No matter the season, she always wears that stocking cap and a ragged coat. Moon boots that have seen better days, and red mittens. She pushes a grocery cart that’s piled high with stuff like blankets, a teddy bear that’s missing an eye and an arm, and a cowboy hat that could be any color under all that dirt. Her destination is the building on the corner where free noon meals are served, but the place is closed for Christmas so the volunteers can be with family. She lingers a while just to be out of the wind, then moves along before the cops come tell her to. Just another day.
The kid isn’t out of his teens yet but he’s old enough to carry a gun. He climbs over a pile of rubble and tries to get his bearings. Is this really the street he used to live on, and is there a chance that some relative is lying dead under the debris? The scream of a missile prompts him to seek cover. He’s used to that sound, or as used to it as one can ever get. Just another day.
She’s about five years old, wearing a purple jacket, crying, and wandering next to the fence. She’s hungry and scared. The people that brought her here have disappeared, and she doesn’t know the words to answer the man in a tan uniform who keeps asking where she came from, even if she could understand his language. The man finally takes her hand and puts her in a pickup that has writing on the doors. “Another one,” he mutters. “Just another day, but Lord, how many times can a heart break?”
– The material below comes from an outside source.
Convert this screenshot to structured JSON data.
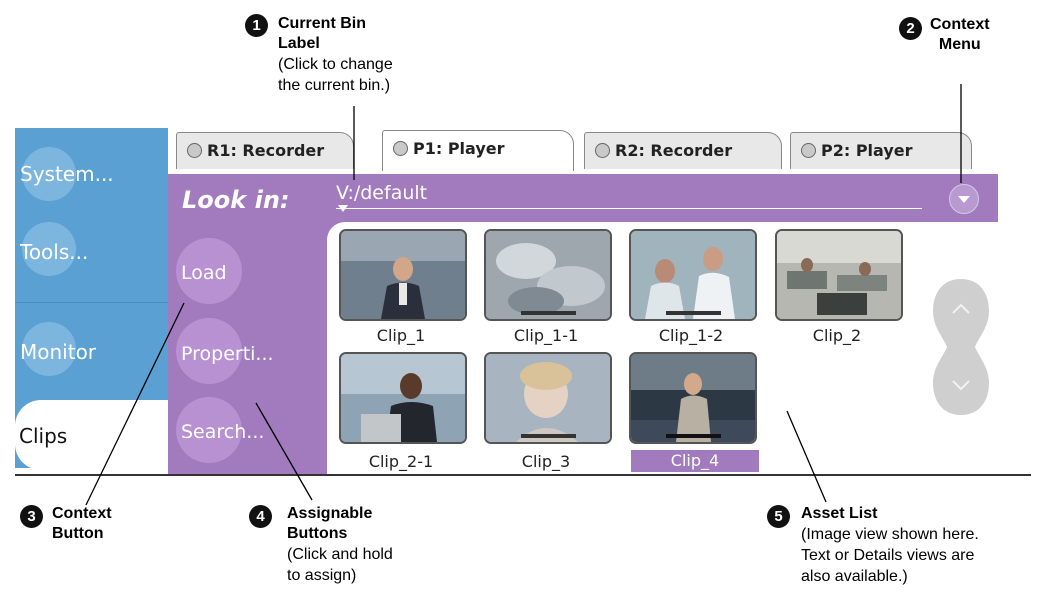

Her cloak is wrapped tightly to ward off the chill of oncoming night. The donkey shifts under her weight; he’s as weary as she, after just another day of travel. When her husband reappears, he shakes his head. “No room,” he says, “but there’s a clean stall in the stable. We’ll have to make do there.” Perhaps the innkeeper’s wife will have mercy and offer to help with the birth, God knows, he has no clue how to go about tending her needs.
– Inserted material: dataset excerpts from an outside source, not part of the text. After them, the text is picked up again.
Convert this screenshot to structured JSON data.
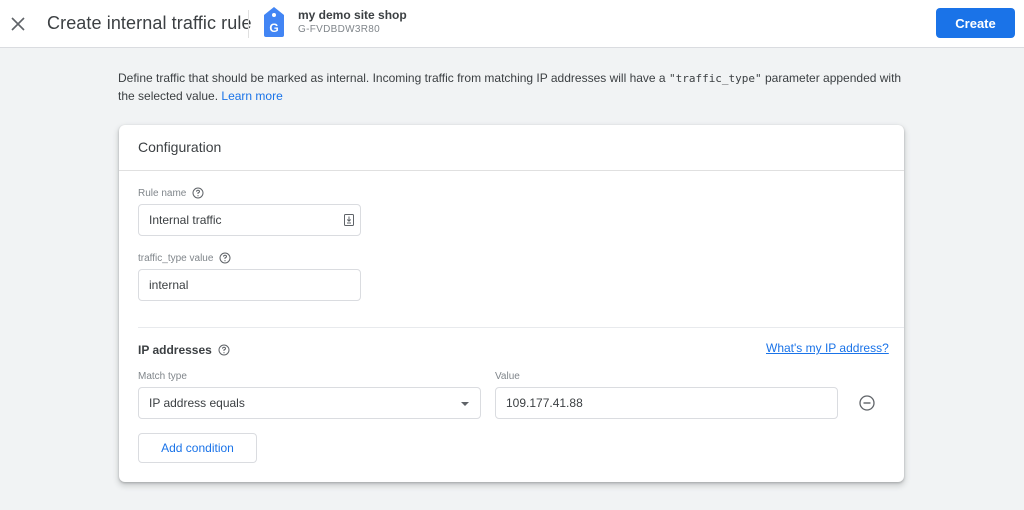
{
  "header": {
    "close_icon": "close-icon",
    "title": "Create internal traffic rule",
    "property": {
      "icon": "google-analytics-tag-icon",
      "icon_glyph": "G",
      "name": "my demo site shop",
      "id": "G-FVDBDW3R80"
    },
    "create_label": "Create"
  },
  "description": {
    "text_before": "Define traffic that should be marked as internal. Incoming traffic from matching IP addresses will have a ",
    "code": "\"traffic_type\"",
    "text_after": " parameter appended with the selected value. ",
    "link": "Learn more"
  },
  "configuration": {
    "title": "Configuration",
    "rule_name": {
      "label": "Rule name",
      "value": "Internal traffic",
      "suffix_icon": "autofill-icon"
    },
    "traffic_type": {
      "label": "traffic_type value",
      "value": "internal"
    },
    "ip_addresses": {
      "title": "IP addresses",
      "whats_my_ip": "What's my IP address?",
      "match_type_label": "Match type",
      "match_type_value": "IP address equals",
      "value_label": "Value",
      "value": "109.177.41.88",
      "remove_icon": "remove-circle-icon",
      "add_condition_label": "Add condition"
    }
  },
  "colors": {
    "accent": "#1a73e8",
    "background": "#f1f3f4",
    "card": "#ffffff"
  }
}
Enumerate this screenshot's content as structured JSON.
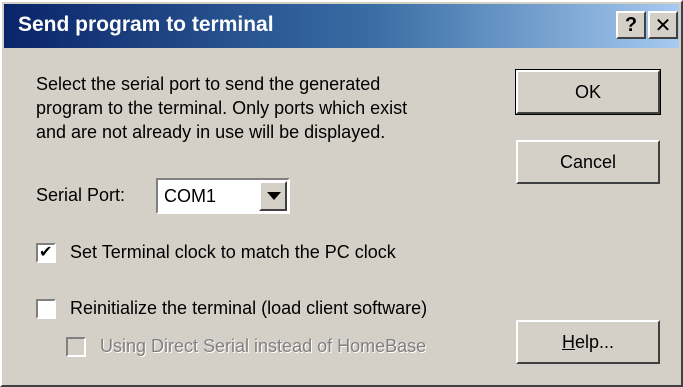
{
  "window": {
    "title": "Send program to terminal",
    "help_glyph": "?",
    "close_glyph": "✕"
  },
  "description": "Select the serial port to send the generated\nprogram to the terminal.  Only ports which exist\nand are not already in use will be displayed.",
  "serial_port": {
    "label": "Serial Port:",
    "value": "COM1"
  },
  "checkboxes": [
    {
      "label": "Set Terminal clock to match the PC clock",
      "checked": true,
      "enabled": true
    },
    {
      "label": "Reinitialize the terminal (load client software)",
      "checked": false,
      "enabled": true
    },
    {
      "label": "Using Direct Serial instead of HomeBase",
      "checked": false,
      "enabled": false
    }
  ],
  "buttons": {
    "ok": "OK",
    "cancel": "Cancel",
    "help": "Help..."
  },
  "icons": {
    "help": "help-question-icon",
    "close": "close-x-icon",
    "dropdown": "chevron-down-icon",
    "check": "checkmark-icon"
  }
}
The homeless we have always with us. The babe born in that stable will grow up to have no permanent home. He will sleep in the desert, in a vineyard, on a lonely road side, or if lucky, on a borrowed mat in the house of friends. He’ll travel around touching the sick, consoling the lonely, and feeding the hungry. There were no ordinary days for Him.
Some of us will celebrate His birth on this day. For many others, it’s just another day.